In teaching, there are occasionally moves I make because I want to look like a good teacher, and that’s not a bad thing.  Some of these moves are things I’ve been taught work, and know work, but that are just not my most natural inclination in a given situation.  However, there’s a difference in the delivery when you are doing something to look like a good teacher and when you are doing it because you really believe in your gut that it is the best way toward student learning.  Sometimes the latter is the only type of action that really works with kids, those times when creativity is necessary.  Over time, I’ve had to train myself to believe in my gut that some things that are what “good teachers do” are things I actually believe in.  More experience usually leads to that kind of synchronicity between what you understand you “should” be doing as a teacher and what you truly believe will work.  A good philosophical match between teacher and school can also help bring these two together.

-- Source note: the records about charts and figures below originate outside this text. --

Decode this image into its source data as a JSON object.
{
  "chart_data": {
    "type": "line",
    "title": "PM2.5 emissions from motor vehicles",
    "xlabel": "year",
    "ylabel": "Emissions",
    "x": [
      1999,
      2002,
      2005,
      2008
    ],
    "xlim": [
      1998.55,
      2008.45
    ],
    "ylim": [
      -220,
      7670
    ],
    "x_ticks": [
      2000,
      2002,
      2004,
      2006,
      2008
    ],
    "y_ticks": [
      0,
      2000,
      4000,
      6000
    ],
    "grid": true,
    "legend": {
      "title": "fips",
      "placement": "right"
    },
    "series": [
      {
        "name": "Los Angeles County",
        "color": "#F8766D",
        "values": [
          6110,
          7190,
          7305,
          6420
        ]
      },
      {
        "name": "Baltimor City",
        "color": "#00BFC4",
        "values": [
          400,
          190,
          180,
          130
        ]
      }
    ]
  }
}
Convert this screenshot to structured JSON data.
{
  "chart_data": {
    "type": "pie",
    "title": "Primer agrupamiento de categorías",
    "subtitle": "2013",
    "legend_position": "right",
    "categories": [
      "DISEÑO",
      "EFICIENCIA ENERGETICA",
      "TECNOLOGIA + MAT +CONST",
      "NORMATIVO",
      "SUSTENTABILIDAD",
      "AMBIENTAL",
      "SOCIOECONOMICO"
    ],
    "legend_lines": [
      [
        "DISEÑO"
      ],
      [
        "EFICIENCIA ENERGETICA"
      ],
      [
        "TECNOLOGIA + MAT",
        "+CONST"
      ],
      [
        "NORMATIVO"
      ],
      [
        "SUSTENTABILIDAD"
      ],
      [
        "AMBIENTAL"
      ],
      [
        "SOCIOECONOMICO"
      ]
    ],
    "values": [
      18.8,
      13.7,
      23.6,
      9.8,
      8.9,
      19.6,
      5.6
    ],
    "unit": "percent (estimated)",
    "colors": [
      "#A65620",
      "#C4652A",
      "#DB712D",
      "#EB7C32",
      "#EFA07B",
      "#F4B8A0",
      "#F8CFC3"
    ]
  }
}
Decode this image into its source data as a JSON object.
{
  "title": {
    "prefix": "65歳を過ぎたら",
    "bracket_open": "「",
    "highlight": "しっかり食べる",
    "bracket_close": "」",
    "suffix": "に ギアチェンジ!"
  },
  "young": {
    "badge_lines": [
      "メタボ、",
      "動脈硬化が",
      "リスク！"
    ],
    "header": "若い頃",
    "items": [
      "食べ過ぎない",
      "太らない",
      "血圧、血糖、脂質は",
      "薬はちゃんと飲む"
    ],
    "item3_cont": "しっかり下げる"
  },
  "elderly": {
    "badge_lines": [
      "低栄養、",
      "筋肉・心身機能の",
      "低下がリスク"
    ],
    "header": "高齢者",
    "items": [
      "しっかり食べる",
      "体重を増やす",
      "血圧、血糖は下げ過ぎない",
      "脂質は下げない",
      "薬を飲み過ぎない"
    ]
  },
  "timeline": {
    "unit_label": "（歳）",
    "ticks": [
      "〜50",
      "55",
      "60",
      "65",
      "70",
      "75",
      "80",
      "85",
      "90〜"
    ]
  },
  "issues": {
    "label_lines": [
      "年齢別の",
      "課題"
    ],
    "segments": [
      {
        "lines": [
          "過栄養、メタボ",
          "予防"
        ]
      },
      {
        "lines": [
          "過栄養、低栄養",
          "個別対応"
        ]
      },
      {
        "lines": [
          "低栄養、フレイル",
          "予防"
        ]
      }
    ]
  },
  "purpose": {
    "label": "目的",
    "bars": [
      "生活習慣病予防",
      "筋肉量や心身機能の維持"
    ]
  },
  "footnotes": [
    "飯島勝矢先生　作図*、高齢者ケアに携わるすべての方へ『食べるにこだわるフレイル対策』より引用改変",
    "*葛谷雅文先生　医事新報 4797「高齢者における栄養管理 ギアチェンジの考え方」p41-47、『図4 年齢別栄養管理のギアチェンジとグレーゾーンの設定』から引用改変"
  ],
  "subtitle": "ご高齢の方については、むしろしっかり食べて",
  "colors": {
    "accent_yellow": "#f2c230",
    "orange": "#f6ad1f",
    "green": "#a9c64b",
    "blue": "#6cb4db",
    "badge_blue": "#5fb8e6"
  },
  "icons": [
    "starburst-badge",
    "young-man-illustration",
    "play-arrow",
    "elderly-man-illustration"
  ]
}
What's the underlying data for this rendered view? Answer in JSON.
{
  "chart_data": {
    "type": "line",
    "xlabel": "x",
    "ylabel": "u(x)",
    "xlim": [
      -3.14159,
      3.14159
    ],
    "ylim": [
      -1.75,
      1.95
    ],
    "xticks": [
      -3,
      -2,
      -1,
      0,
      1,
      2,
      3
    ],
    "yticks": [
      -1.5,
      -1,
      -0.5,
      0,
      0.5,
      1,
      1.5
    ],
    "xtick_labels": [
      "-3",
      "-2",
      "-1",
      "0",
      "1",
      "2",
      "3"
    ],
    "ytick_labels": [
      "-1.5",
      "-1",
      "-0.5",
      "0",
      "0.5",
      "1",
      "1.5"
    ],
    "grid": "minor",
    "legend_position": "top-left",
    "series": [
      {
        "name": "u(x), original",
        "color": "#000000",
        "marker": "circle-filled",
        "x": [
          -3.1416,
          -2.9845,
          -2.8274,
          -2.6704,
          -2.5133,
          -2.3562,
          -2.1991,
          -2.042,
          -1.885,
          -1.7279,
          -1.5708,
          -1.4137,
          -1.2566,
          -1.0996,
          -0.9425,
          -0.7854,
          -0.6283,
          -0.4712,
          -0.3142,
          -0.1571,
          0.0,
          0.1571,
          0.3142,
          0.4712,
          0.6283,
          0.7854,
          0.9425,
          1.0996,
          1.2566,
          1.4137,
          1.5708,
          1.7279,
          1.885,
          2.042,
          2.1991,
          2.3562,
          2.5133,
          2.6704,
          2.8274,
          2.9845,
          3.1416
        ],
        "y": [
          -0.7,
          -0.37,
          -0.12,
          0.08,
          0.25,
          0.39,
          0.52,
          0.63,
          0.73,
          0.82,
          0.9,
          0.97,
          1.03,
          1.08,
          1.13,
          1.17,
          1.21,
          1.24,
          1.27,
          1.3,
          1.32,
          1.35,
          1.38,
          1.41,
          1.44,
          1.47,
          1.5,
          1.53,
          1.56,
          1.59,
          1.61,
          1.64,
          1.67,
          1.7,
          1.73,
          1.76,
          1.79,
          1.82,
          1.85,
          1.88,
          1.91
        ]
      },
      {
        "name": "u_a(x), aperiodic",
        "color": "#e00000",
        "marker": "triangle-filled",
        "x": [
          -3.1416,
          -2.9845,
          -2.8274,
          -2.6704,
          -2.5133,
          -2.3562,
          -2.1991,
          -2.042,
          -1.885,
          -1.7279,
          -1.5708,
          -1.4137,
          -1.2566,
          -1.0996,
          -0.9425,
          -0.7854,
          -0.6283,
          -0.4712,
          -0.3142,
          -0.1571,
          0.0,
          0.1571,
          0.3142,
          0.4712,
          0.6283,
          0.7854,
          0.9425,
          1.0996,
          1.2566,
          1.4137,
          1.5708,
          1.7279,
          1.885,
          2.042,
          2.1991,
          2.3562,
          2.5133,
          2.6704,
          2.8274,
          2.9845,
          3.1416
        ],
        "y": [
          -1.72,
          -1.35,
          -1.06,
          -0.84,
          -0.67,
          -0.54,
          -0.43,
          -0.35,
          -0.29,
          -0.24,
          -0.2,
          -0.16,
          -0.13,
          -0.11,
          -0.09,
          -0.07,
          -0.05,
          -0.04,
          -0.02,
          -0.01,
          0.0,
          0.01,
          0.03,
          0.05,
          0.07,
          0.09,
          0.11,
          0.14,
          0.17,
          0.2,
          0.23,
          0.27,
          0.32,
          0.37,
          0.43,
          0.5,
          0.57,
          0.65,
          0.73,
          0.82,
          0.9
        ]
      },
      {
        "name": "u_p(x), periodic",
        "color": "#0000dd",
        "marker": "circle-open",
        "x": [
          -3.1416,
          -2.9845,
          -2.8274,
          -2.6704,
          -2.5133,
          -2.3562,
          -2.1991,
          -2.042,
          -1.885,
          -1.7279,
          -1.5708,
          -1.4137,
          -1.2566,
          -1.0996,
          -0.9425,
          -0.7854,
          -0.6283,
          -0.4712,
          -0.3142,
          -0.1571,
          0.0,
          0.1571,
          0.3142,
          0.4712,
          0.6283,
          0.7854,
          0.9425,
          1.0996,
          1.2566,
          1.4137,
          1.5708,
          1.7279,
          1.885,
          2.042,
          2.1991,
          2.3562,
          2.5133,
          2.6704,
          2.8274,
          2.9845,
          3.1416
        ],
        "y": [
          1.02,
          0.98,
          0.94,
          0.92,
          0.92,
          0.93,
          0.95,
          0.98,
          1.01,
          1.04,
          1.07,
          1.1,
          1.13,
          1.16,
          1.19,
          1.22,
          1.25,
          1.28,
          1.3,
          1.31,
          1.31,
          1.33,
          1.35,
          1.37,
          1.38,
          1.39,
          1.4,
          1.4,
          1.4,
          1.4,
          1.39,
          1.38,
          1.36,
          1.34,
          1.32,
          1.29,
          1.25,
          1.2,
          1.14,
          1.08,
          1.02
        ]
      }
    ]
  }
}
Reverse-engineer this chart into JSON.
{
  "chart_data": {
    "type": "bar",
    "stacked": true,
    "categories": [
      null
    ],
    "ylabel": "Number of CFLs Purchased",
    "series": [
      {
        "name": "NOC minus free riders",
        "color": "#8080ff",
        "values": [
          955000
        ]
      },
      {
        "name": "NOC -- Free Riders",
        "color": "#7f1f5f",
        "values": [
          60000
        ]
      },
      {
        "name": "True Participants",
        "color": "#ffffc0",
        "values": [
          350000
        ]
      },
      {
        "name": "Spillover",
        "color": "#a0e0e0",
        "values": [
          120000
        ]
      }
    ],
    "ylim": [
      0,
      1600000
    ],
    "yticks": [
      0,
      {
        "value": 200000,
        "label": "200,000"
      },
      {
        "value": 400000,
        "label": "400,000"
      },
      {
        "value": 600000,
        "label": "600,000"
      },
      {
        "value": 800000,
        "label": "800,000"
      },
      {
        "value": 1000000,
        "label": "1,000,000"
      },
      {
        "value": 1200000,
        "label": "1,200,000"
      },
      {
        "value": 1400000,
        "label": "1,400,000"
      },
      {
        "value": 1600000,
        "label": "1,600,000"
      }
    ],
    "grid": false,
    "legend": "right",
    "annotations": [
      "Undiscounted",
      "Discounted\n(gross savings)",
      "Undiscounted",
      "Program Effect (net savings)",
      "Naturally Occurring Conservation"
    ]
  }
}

Today it occurred to me that this same phenomenon happens for students when it comes to learning. Sometimes, probably often, a student does something because he or she wants to look like a good student.  That can be an important part of being a good student–trusting that your teachers are directing you toward a way of learning and being that will work for you.  There are other times where a student is doing something because of genuine interest or belief that they will learn and gain satisfaction from it.  The second way is more powerful because the motivation is intrinsic and in line with the individual’s interests.

This train of thought actually comes from a comment one of my seventh graders made in advisory yesterday when we were talking about professionalism in school.  She said a lot of students want to act “professionally” to look good for their teachers and others, “but inside they are bad children.”  This surprised me a bit. [I was expecting more the opposite: on the outside people might not think I’m good, but inside I know I am.]  Because I know the student a bit, I’m pretty certain she wasn’t saying that she thinks the kids are bad inside. She was talking about how the students see themselves.  This seems like a very seventh-grade-appropriate identity conflict and an important relationship to investigate: how others see me, and how I see myself…  We want our kids’ identities as students to be real and lasting, and their interest in learning to be genuine as much as possible.

Teachers, too, need to find themselves.  We must learn from our colleagues and from the body of knowledge about teaching that is available to us.  We also need to teach authentically in a way that is true to our sense of who we are and our purpose in the world.